Modelling the longevity of complex living systems
Indrė Žliobaitė
TL;DR
The paper addresses macroevolutionary longevity by testing Van Valen's Law of Constant Extinction under Red Queen dynamics. It introduces a framework that classifies survivorship into Type I, II, and III by fitting linear models in plain, semi-log, and log-log coordinates, corresponding to $y = b - a x$, $N_t = N_0 e^{-\lambda t}$, and $N_t = g t^{-h}$, respectively, and uses Ordinary Least Squares to compare $R^2$ across fits.

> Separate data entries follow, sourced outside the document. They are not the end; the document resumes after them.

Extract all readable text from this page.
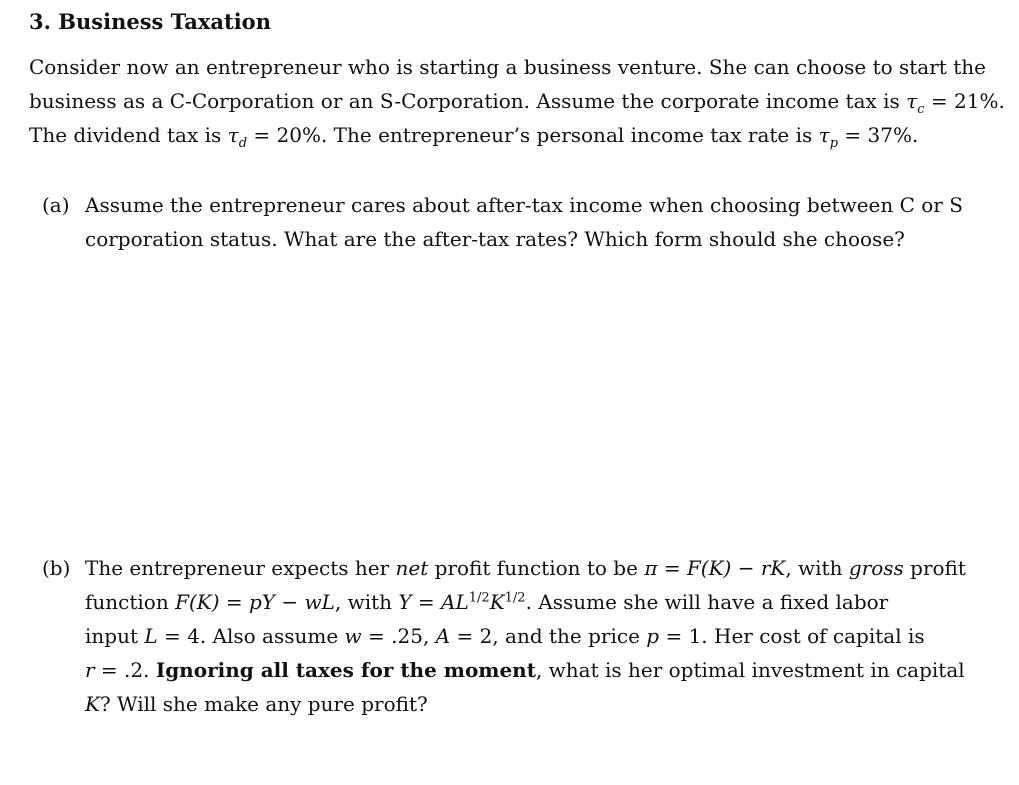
3. Business Taxation
Consider now an entrepreneur who is starting a business venture. She can choose to start the
business as a C-Corporation or an S-Corporation. Assume the corporate income tax is $\tau_c = 21\%$.
The dividend tax is $\tau_d = 20\%$. The entrepreneur’s personal income tax rate is $\tau_p = 37\%$.
(a) Assume the entrepreneur cares about after-tax income when choosing between C or S
corporation status. What are the after-tax rates? Which form should she choose?
(b) The entrepreneur expects her net profit function to be π = F(K) − rK, with gross profit
function F(K) = pY − wL, with $Y = AL^{1/2}K^{1/2}$. Assume she will have a fixed labor
input L = 4. Also assume w = .25, A = 2, and the price p = 1. Her cost of capital is
r = .2. Ignoring all taxes for the moment, what is her optimal investment in capital
K? Will she make any pure profit?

Applying the method to genera in the Artiodactyla order from the NOW fossil dataset reveals a best fit on semi-log coordinates consistent with Type II (memoryless) extinction, aligning with Red Queen predictions; other orders show similar memoryless patterns. The framework provides a simple, transformation-based test for the dominant survivorship regime and can be extended to analyze spatial patterns of species expansion and decline. Overall, the results support a macroevolutionary constant-extinction pattern in fossil records and offer a practical tool for testing survivorship types in macroevolutionary data.
Abstract
This extended abstract was presented at the Nectar Track of ECML PKDD 2024 in Vilnius, Lithuania. The content supplements a recently published paper "Laws of Macroevolutionary Expansion" in the Proceedings of the National Academy of Sciences (PNAS).